I’m not criticising the system, as I think it’s great that they are so keen to introduce new talent, I’m just curious to find out what everyone else makes of it.6th August 2014, 14:05 at 2:05 pm #269596Keith CollantineKeymaster
@ben-n Might want to see this thread:27th August 2014, 22:10 at 10:10 pm #272484AnonymousInactive
Red Bull/Toro Rosso like to build up a reputation of a nurturer of young talent, but instead they hire and ditch drivers with no qualms at all. Buemi and Alguersuari’s final year together at TR generated loads of points – more than Ricciardo and Verge after them – yet no-one was interested in either driver. Red Bull could have placed Sebastian and Jaime in any number of funded drives – yet cast them both adrift. Yes Buemi became RB test driver, but what did that really mean?

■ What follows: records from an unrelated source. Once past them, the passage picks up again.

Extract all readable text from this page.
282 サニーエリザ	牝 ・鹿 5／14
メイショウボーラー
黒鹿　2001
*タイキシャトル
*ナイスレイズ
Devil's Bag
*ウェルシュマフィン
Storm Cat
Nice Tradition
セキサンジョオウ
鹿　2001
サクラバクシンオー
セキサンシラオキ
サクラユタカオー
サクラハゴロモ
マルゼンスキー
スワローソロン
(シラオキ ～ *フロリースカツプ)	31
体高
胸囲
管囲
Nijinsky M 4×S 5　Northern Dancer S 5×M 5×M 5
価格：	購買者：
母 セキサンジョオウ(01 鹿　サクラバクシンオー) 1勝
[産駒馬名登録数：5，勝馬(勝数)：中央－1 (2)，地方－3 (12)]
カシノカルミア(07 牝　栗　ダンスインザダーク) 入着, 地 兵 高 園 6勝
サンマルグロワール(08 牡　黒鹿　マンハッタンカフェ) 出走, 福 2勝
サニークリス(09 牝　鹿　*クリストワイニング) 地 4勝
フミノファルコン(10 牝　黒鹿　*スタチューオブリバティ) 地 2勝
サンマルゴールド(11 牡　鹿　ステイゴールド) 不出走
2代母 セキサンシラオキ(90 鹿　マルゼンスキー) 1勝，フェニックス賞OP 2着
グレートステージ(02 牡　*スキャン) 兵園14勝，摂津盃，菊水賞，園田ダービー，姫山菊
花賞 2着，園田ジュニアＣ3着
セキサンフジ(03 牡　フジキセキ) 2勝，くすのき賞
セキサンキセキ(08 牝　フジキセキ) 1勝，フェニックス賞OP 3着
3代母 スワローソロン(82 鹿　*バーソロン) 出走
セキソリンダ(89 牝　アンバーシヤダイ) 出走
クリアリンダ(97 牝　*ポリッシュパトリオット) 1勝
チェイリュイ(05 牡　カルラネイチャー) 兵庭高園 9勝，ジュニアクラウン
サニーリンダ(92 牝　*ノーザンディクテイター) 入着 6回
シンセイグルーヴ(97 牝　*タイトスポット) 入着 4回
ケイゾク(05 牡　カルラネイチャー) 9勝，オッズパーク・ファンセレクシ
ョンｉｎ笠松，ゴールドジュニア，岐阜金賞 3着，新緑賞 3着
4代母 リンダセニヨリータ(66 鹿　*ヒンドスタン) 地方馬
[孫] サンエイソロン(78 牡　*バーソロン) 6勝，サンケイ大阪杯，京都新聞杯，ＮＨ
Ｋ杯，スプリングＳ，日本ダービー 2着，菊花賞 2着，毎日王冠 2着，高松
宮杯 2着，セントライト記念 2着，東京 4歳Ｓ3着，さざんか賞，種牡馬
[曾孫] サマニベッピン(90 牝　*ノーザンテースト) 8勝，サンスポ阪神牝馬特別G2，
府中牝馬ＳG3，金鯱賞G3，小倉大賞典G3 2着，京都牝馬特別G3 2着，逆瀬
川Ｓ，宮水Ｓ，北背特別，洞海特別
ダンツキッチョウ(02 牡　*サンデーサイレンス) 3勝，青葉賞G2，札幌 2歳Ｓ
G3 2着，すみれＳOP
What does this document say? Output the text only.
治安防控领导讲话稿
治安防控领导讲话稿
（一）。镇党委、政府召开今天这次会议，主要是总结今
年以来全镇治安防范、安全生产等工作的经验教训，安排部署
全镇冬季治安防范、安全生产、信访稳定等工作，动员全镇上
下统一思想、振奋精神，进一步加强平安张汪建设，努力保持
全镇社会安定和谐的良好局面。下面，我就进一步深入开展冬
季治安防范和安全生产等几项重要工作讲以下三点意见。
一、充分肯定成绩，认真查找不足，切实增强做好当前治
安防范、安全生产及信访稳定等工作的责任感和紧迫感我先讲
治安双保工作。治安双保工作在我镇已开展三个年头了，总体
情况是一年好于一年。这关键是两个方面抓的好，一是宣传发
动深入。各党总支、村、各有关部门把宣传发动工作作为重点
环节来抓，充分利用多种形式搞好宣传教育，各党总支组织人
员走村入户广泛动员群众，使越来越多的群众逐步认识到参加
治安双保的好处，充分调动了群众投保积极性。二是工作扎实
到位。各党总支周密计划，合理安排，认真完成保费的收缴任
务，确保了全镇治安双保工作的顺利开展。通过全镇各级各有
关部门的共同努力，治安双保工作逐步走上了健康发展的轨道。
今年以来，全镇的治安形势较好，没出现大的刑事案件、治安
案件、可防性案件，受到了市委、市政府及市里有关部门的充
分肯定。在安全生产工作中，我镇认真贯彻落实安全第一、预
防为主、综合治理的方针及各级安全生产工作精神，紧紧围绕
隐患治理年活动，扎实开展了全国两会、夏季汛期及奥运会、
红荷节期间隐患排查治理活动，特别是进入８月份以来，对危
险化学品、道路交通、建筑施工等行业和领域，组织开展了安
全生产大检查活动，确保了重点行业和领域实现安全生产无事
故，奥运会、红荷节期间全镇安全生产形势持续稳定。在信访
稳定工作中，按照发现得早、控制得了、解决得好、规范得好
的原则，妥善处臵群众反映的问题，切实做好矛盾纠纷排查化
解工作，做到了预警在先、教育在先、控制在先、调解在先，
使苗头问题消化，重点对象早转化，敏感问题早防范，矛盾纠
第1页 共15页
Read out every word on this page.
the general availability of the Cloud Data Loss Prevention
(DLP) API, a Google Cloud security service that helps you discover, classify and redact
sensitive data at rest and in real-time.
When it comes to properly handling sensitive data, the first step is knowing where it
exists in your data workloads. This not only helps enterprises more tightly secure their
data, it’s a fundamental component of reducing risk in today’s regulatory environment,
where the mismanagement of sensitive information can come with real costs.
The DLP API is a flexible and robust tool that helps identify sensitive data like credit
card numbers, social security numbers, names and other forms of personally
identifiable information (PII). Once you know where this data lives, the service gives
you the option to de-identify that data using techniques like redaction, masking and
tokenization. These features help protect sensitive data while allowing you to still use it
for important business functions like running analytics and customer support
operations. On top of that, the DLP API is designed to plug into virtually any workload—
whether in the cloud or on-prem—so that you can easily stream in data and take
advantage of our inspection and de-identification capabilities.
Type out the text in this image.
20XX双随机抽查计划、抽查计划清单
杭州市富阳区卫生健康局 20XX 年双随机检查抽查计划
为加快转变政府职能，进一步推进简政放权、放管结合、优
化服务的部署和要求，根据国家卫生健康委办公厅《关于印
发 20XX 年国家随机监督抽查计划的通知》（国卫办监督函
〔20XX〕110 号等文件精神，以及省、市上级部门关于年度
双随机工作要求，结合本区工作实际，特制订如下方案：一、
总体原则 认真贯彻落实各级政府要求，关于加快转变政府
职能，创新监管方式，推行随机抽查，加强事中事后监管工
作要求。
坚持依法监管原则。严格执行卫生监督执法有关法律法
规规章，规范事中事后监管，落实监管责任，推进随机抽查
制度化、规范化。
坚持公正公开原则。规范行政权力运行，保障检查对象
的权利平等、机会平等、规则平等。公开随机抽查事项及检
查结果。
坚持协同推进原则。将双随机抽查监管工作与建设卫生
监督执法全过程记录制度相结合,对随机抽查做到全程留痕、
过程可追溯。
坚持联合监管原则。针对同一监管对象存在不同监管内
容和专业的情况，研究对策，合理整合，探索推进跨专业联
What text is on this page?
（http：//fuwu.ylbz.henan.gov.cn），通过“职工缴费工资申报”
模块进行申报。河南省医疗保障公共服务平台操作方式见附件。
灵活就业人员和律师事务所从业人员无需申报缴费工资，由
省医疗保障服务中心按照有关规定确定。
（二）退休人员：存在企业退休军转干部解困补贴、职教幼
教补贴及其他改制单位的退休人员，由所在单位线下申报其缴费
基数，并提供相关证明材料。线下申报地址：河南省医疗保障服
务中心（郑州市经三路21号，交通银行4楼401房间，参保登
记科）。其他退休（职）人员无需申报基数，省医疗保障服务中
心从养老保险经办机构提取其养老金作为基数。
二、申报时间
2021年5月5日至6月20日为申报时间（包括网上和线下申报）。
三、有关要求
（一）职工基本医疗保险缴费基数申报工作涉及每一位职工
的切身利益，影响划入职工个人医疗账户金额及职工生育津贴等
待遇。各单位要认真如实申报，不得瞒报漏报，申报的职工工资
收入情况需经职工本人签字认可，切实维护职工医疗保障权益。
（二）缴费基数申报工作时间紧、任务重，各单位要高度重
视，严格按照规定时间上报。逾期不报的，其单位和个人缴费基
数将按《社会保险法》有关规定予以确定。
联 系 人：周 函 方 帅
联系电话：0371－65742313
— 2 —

I feel RB/TR’s attitude towards its young drivers is fickle and ruthless; I wish more people saw this cold-hearted organisation for what it really is.27th August 2014, 22:47 at 10:47 pm #272488MazdaChrisParticipant
But you can’t argue with the end result. Yes the highest level is brutal and unforgiving, but it has yielded multiple world championships and race wins, with two of the best drivers on the grid right now. And even those who are cast adrift end up with brilliant careers off the back of it. They’ll have been given chances few other drivers are given, even if the ultimate standard is probably the highest in the world. Buemi now drives for Toyota in WEC, Alguersuari is going to be racing i Formula E next year. The participation in the Red Bull scheme has given them both a fantastic platform from which to pursue their own destinies. At the end of the day Red Bull are trying to find literally the best drivers in the world. As promising as Jev, Buemi, and Jaime may be, you’d have a hard time arguing that they met that criteria, but by the time you’re in Toro Rosso you’ve already reached an elite level and graduated with honours. Enough to take you into pretty much any racing category you might choose.27th August 2014, 22:57 at 10:57 pm #272491AnonymousInactive
@MazdaChris can’t argue with a lot of what you say – but I personally don’t look at RB/TR with a sense of admiration of what they have achieved. I largely see the ‘production line’ (as mentioned in the headline of this thread) of drivers picked up and thrown away. Klien, Speed, Liuzzi, Doornbos, Bourdais, as well as those we’ve named already … the list is kinda long!27th August 2014, 23:09 at 11:09 pm #272492MazdaChrisParticipant
Most of those weren’t Red Bull driver programme graduates though were they. They were taken on or inherited from other teams. Point out one of those drivers who ever looked like they could be even remotely successful at the sharp end in F1. They were never going to make the grade, and so were dropped. But again, pretty much all went on to have ongoing careers elsewhere. Yeah, you can look at it like a production line, but it’s a production line which takes raw karters and then sponsors them throughout pretty much their whole career. Where other drivers are having to scrabble about trying to find sponsorships, those in the RBR programme don’t have to worry about any of that; they just have to focus on the business of convincing RBR that they are worthy of a seat in the top team. And even if they don’t manage that, they are still supported with sponsorship when they go elsewhere, when they will generally have their choice of other series’ to join because of the great reputation that Red Bull drivers have. That sounds like a hell of a good deal to me.